Would you rather that IBM operated on the MS model? They could buy everything under the sun and have incredible research, but then do a shitty job trying to manage and integrate across their product lines and business services. Or they could go the Xerox route and not put any of their cool research into anything usable.
No, as both a shareholder and a consumer who has respect for the brand, I'm glad they can focus on what works for them, and sell off divisions that are in stagnating industries that no longer benefit from the innovation focus they've had for the last 100 years. I don't see anyone here complaining that they sold off their typewriter division (thus forming Lexmark).
I'm out of my mind right now, but feel free to leave a message.....
Is when Toshiba makes the purchase, will it be credit or debit?
Note that one of IBM's first products in 1911 was a commercial scale. Since supermarket POS systems usually include a scale for weighing produce, this ends a century of IBM selling weighing devices.
There is no money in hardware. I found out the hard (stupid) way.
A hardware engineer with a PhD gets paid, entry, 100-110k on average.
A software engineer with MS get paid, entry, 100-100k on average.
A software engineer's work experience accrues without much 'expiration' date - this is more true as you move up higher in abstraction (so I'm not talking about firmware software driver guys, although they should be damn good at C/C++ which helps with getting into other things).
A software engineer can be an entrepreneur: see: Youtube founders out of Ebay, fresh-out-of-college grads. Software initial cost is almost 0.
A hardware engineer cannot be a real entrepreneur. He has to battle a mine patentfield (yeah, same for CS but usually you can get acquired quickly) and huge initial costs. Tools licensing is astronomical. A industrial grade SPICE license + Synthesis + Layout + P&R tools + etc will cost in the hundreds of K, if not hitting a million.
A hardware engineer faces huge elimination by being too close to the transistor level. A switch out of the BJT into MOS probably destroyed many engineers' accrued knowledge in one fell swoop, quickly. Similarly, the impending switch from MOS into double-gates will destroy many IC engineers' accrued knowledge just as quickly.
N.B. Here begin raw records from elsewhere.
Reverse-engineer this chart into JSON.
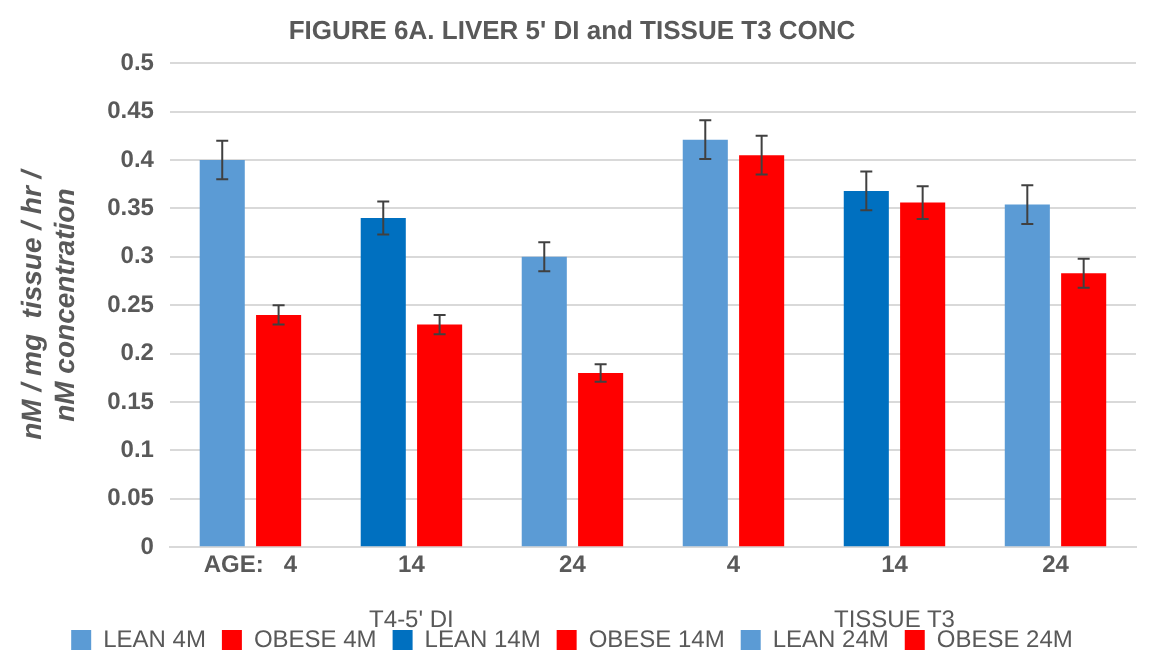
{
  "chart_data": {
    "type": "bar",
    "title": "FIGURE 6A. LIVER 5' DI and TISSUE T3 CONC",
    "ylabel": "nM / mg  tissue / hr / nM concentration",
    "categories": [
      "AGE:   4",
      "14",
      "24",
      "4",
      "14",
      "24"
    ],
    "series": [
      {
        "name": "LEAN 4M",
        "color": "#5b9bd5",
        "values": [
          0.4,
          null,
          null,
          0.421,
          null,
          null
        ],
        "errors": [
          0.02,
          null,
          null,
          0.02,
          null,
          null
        ]
      },
      {
        "name": "OBESE 4M",
        "color": "#ff0000",
        "values": [
          0.24,
          null,
          null,
          0.405,
          null,
          null
        ],
        "errors": [
          0.01,
          null,
          null,
          0.02,
          null,
          null
        ]
      },
      {
        "name": "LEAN 14M",
        "color": "#0070c0",
        "values": [
          null,
          0.34,
          null,
          null,
          0.368,
          null
        ],
        "errors": [
          null,
          0.017,
          null,
          null,
          0.02,
          null
        ]
      },
      {
        "name": "OBESE 14M",
        "color": "#ff0000",
        "values": [
          null,
          0.23,
          null,
          null,
          0.356,
          null
        ],
        "errors": [
          null,
          0.01,
          null,
          null,
          0.017,
          null
        ]
      },
      {
        "name": "LEAN 24M",
        "color": "#5b9bd5",
        "values": [
          null,
          null,
          0.3,
          null,
          null,
          0.354
        ],
        "errors": [
          null,
          null,
          0.015,
          null,
          null,
          0.02
        ]
      },
      {
        "name": "OBESE 24M",
        "color": "#ff0000",
        "values": [
          null,
          null,
          0.18,
          null,
          null,
          0.283
        ],
        "errors": [
          null,
          null,
          0.009,
          null,
          null,
          0.015
        ]
      }
    ],
    "annotations": [
      "T4-5' DI",
      "TISSUE T3"
    ],
    "ylim": [
      0,
      0.5
    ],
    "yticks": [
      0,
      0.05,
      0.1,
      0.15,
      0.2,
      0.25,
      0.3,
      0.35,
      0.4,
      0.45,
      0.5
    ],
    "grid": "y",
    "legend": "bottom"
  }
}
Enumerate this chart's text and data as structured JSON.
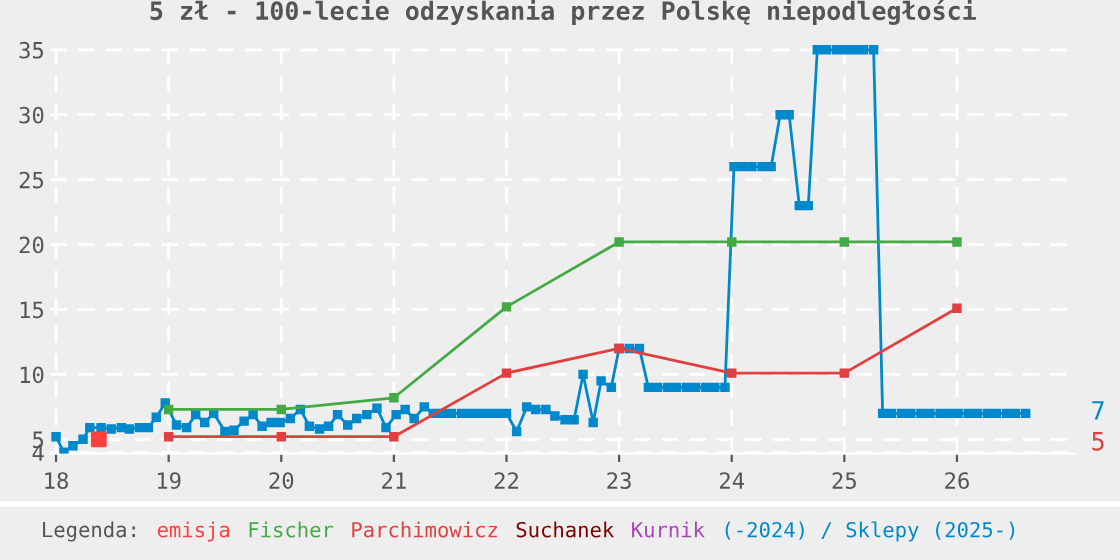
{
  "chart_data": {
    "type": "line",
    "title": "5 zł - 100-lecie odzyskania przez Polskę niepodległości",
    "xlim": [
      17.95,
      27.05
    ],
    "ylim": [
      3.9,
      35.6
    ],
    "xticks": [
      18,
      19,
      20,
      21,
      22,
      23,
      24,
      25,
      26
    ],
    "yticks": [
      {
        "value": 4,
        "label": "4"
      },
      5,
      10,
      15,
      20,
      25,
      30,
      35
    ],
    "grid": true,
    "legend": "bottom",
    "legend_title": "Legenda:",
    "marker": "square",
    "line_style": "solid",
    "annotations": [
      "7",
      "5"
    ],
    "series": [
      {
        "name": "emisja",
        "type": "scatter",
        "color": "#ff4040",
        "x": [
          18.38
        ],
        "values": [
          5
        ]
      },
      {
        "name": "Fischer",
        "color": "#44aa44",
        "x": [
          19,
          20,
          21,
          22,
          23,
          24,
          25,
          26
        ],
        "values": [
          7.3,
          7.3,
          8.2,
          15.2,
          20.2,
          20.2,
          20.2,
          20.2
        ]
      },
      {
        "name": "Parchimowicz",
        "color": "#e04040",
        "x": [
          19,
          20,
          21,
          22,
          23,
          24,
          25,
          26
        ],
        "values": [
          5.2,
          5.2,
          5.2,
          10.1,
          12,
          10.1,
          10.1,
          15.1
        ]
      },
      {
        "name": "Suchanek",
        "color": "#800000"
      },
      {
        "name": "Kurnik",
        "color": "#aa44bb"
      },
      {
        "name": "(-2024) / Sklepy (2025-)",
        "color": "#0088cc",
        "x": [
          18.0,
          18.07,
          18.15,
          18.24,
          18.3,
          18.4,
          18.49,
          18.58,
          18.65,
          18.74,
          18.82,
          18.89,
          18.97,
          19.07,
          19.16,
          19.24,
          19.32,
          19.4,
          19.5,
          19.58,
          19.67,
          19.75,
          19.83,
          19.91,
          19.99,
          20.08,
          20.17,
          20.25,
          20.34,
          20.42,
          20.5,
          20.59,
          20.67,
          20.76,
          20.85,
          20.93,
          21.02,
          21.1,
          21.18,
          21.27,
          21.35,
          21.43,
          21.51,
          21.6,
          21.68,
          21.76,
          21.84,
          21.92,
          22.0,
          22.09,
          22.18,
          22.26,
          22.35,
          22.43,
          22.52,
          22.6,
          22.68,
          22.77,
          22.84,
          22.93,
          23.0,
          23.09,
          23.18,
          23.26,
          23.34,
          23.43,
          23.51,
          23.6,
          23.68,
          23.77,
          23.85,
          23.94,
          24.02,
          24.1,
          24.18,
          24.27,
          24.35,
          24.43,
          24.51,
          24.6,
          24.68,
          24.76,
          24.84,
          24.93,
          25.01,
          25.09,
          25.17,
          25.26,
          25.34,
          25.42,
          25.51,
          25.59,
          25.68,
          25.76,
          25.85,
          25.93,
          26.01,
          26.1,
          26.18,
          26.27,
          26.35,
          26.44,
          26.52,
          26.61
        ],
        "values": [
          5.2,
          4.0,
          4.5,
          5.0,
          5.9,
          5.9,
          5.8,
          5.9,
          5.8,
          5.9,
          5.9,
          6.7,
          7.8,
          6.1,
          5.9,
          6.9,
          6.3,
          7.0,
          5.6,
          5.7,
          6.4,
          6.9,
          6.0,
          6.3,
          6.3,
          6.6,
          7.3,
          6.0,
          5.8,
          6.0,
          6.9,
          6.1,
          6.6,
          6.9,
          7.4,
          5.9,
          6.9,
          7.3,
          6.6,
          7.5,
          7.0,
          7.0,
          7.0,
          7.0,
          7.0,
          7.0,
          7.0,
          7.0,
          7.0,
          5.6,
          7.5,
          7.3,
          7.3,
          6.8,
          6.5,
          6.5,
          10.0,
          6.3,
          9.5,
          9.0,
          12.0,
          12.0,
          12.0,
          9.0,
          9.0,
          9.0,
          9.0,
          9.0,
          9.0,
          9.0,
          9.0,
          9.0,
          26.0,
          26.0,
          26.0,
          26.0,
          26.0,
          30.0,
          30.0,
          23.0,
          23.0,
          35.0,
          35.0,
          35.0,
          35.0,
          35.0,
          35.0,
          35.0,
          7.0,
          7.0,
          7.0,
          7.0,
          7.0,
          7.0,
          7.0,
          7.0,
          7.0,
          7.0,
          7.0,
          7.0,
          7.0,
          7.0,
          7.0,
          7.0
        ]
      }
    ]
  }
}
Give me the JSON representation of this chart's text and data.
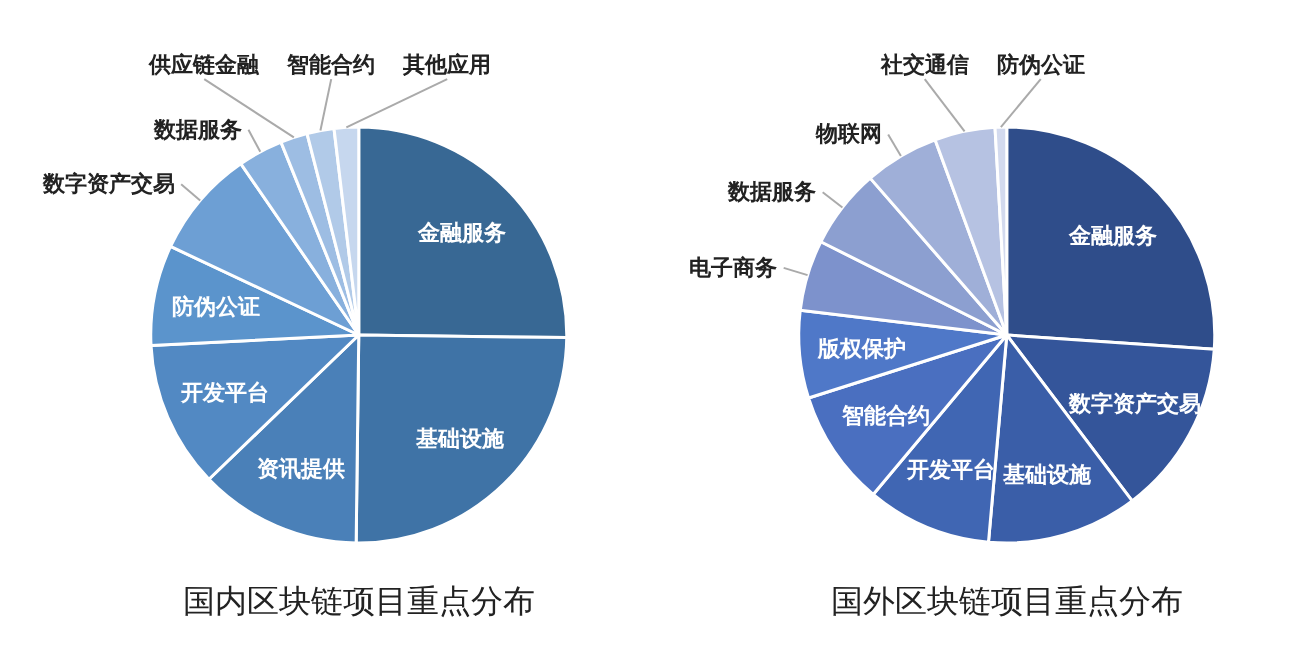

The same cannot be said for CS, as most of it can be abstracted quickly, and boils down to algorithmic practices which do not get outdated.
Laundry Iphone apps, Stupid dinky games, and apps to help you count how much you fart get millions in funding, while hardware startups flounder to get by (hence preventing others from even thinking of entering the HW game).
Yet, a HW guy (EE Major) has arguably the same skills, foundation, and fundamental knowledge as SW guys (CS majors). Its really just that EE guys don't like doing CS, but they could do it easily. I went to a top-tier uni with EECS as a combined major (and this is common at the top uni's). I can tell you the top EE guys aced their CS classes easily and beat out the top CS guys or were on par.
Why are we paid less? Yeah yeah low margins, blah blah. Well, f* this. I'm taking a stand and telling the ENTIRE next generation of EECS majors to do CS only. There is not much left in EE for the hard workers to do well in, other than work forever for CorpX earning less than CS majors, while doing the same workload with the same skillset. F** this.